According to their website, FairyGodBoss was created by women, for women. The founder started the website when she found herself seeking employment while she was pregnant and hiding it. Because of her unique circumstances, her job search was hyper-focused on benefits. Maternity leave and paid time off were especially important to her during this search. Thus, FairyGodBoss was born to cater to women who place great importance on topics such as maternity leave, paid time off, and sick days.

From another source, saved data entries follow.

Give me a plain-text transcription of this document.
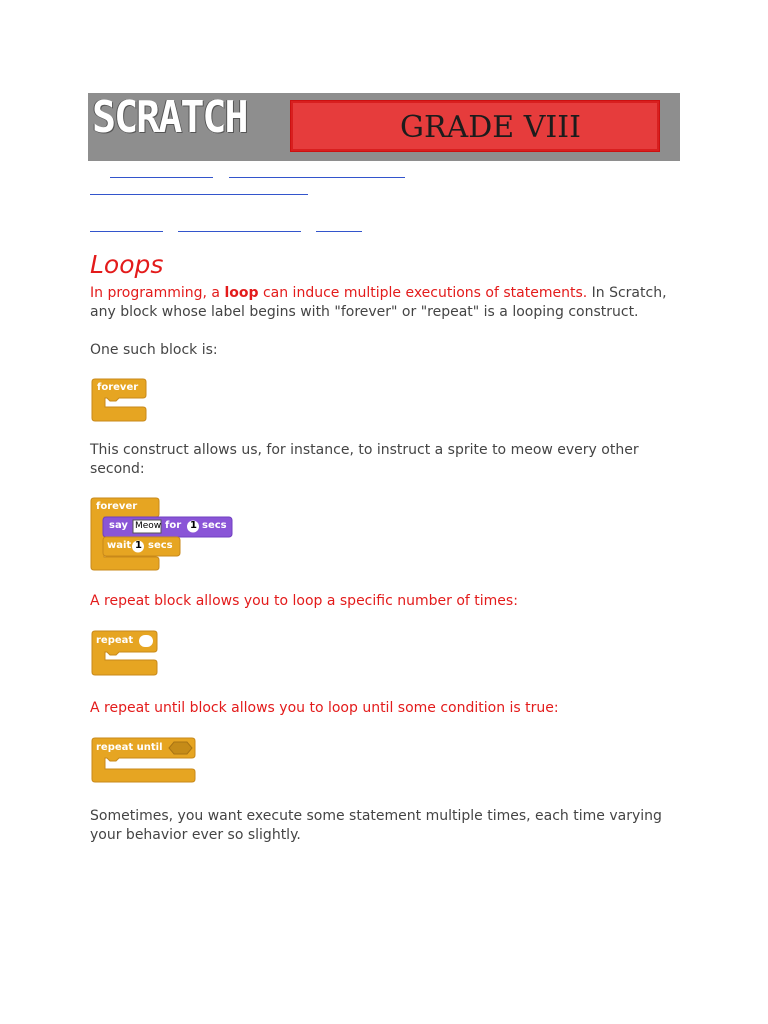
SCRATCH	GRADE VIII
Loops
In programming, a loop can induce multiple executions of statements. In Scratch, any block whose label begins with "forever" or "repeat" is a looping construct.
One such block is:
forever
This construct allows us, for instance, to instruct a sprite to meow every other second:
forever
say Meow for 1 secs
wait 1 secs
A repeat block allows you to loop a specific number of times:
repeat
A repeat until block allows you to loop until some condition is true:
repeat until
Sometimes, you want execute some statement multiple times, each time varying your behavior ever so slightly.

FairyGodBoss is unique to the other employer review sites discussed thus far because it offers advice tailored to women in the workforce. It also offers networking opportunities and job fairs in addition to crowdsourcing information about employer reviews.

Companies on FairyGodBoss

Each company landing page prioritizes what the company can do for their employees. It’s apparent that these companies are looking to hire the best because they provide competitive benefits.

If you prioritize a flexible work schedule, paid maternity, paternity or adoption leave, childcare or maximum vacation days, you can find this information quickly through the benefits tab.

CareerBliss

Careerbliss differs from previously mentioned employer review sites because reviews come from the perspective of not only previous employees, but also recruiters, direct employers and job seekers.

The website also breaks down employer reviews into reviews about the specific position, rather than the company as a whole. This is valuable because the experience of a person who works in one department can be greatly different from one in another due to different direct reports, different tasks, and different allocation of budgets within the company.


Apply this to your small business

What do all these employer review sites have to do with your business? Well, the things written about your company can make or break your hiring efforts. You need to see what is being said.

Now, try this…

Visit these employer review sites! See what, if anything, has been said about your business. Fill out information about your place of business. Encourage your current and former employees to write reviews for these employer review sites. It can help grow your business’ reputation.